I find it interesting that while Kitler mentions T.S. Eliot as a figure “composing” The Waste Land on the typewriter there is no mention of Eliot’s use of the “gramophone” that figures in the poem he was composing. And, even though that Kitler notes that “those typographic poems,” referring to the works of Mallarme and Apollinaire, “attempt to bring writers on par with film and phonography”—emphasis mine (229), there is no mention of the very technology that appears in Eliot’s creative work—a work created using the technology informs so great a concern for Kitler.
Whether or not examples of Eliot’s specific work enter into Kitler’s discourse is of no real importance. What is of importance is what is implied in the relationship between Eliot, his typewriter, and the masterpiece he produced. At first blush it appears that what Kitler is suggesting is that the media (the technology) is an influencer of thought—not simply an influencer of style. But Kitler carries this even further to the degree that technology is not simply an extension of man, as is with McLuhan—as Aden notes in his post—but becomes an influencer of our thoughts to where, at some point, it actually becomes our thought.
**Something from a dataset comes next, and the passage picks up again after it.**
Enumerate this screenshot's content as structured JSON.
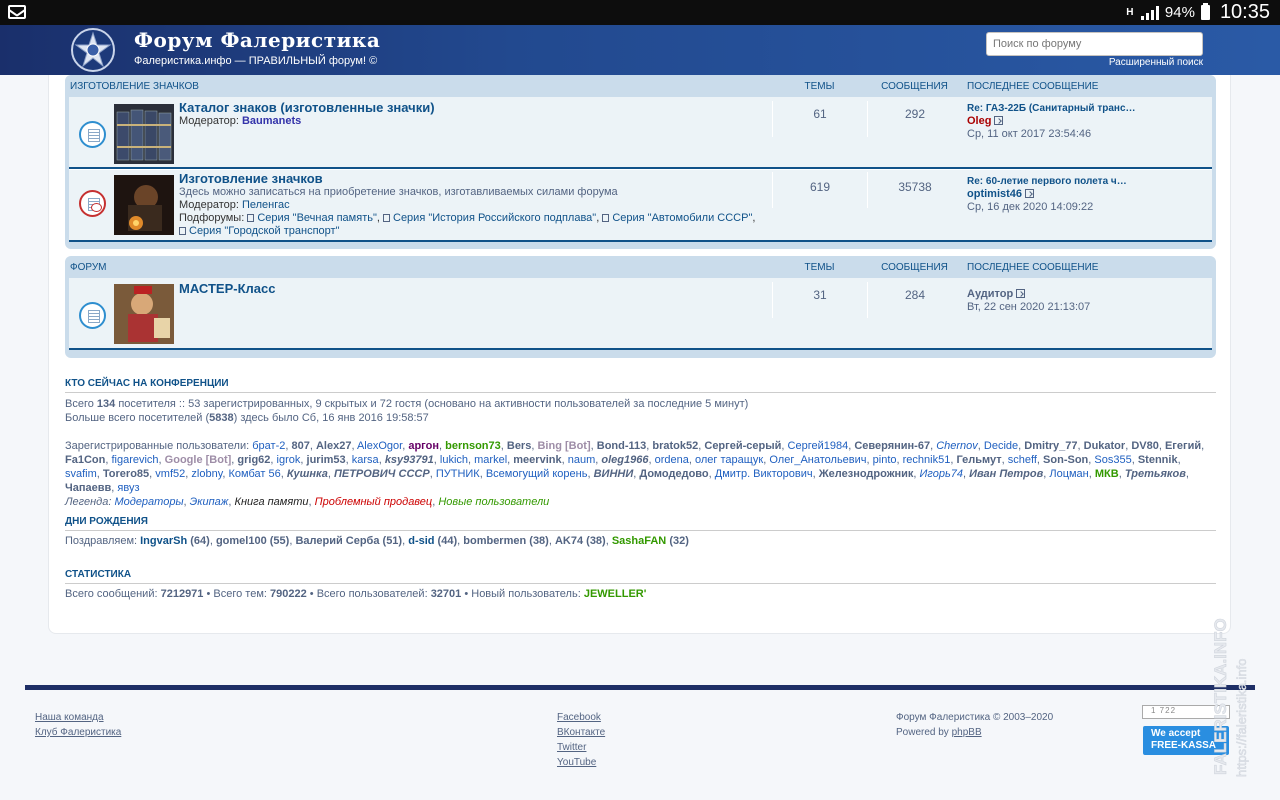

No longer do I think and therefore I am, now “I write, therefore I am; I am, therefore I write” (241). Kitler further this argument: “I am thus a letter on the typewriter of history. I am a letter that writes itself. Strictly speaking, however, I write not that I write myself but only the letter that I am.” What, does this mean? Simply meaning itself for “I am not only the reader of world history but also its writer.”
Ultimately, can we suggest that media are the a priori of our thinking?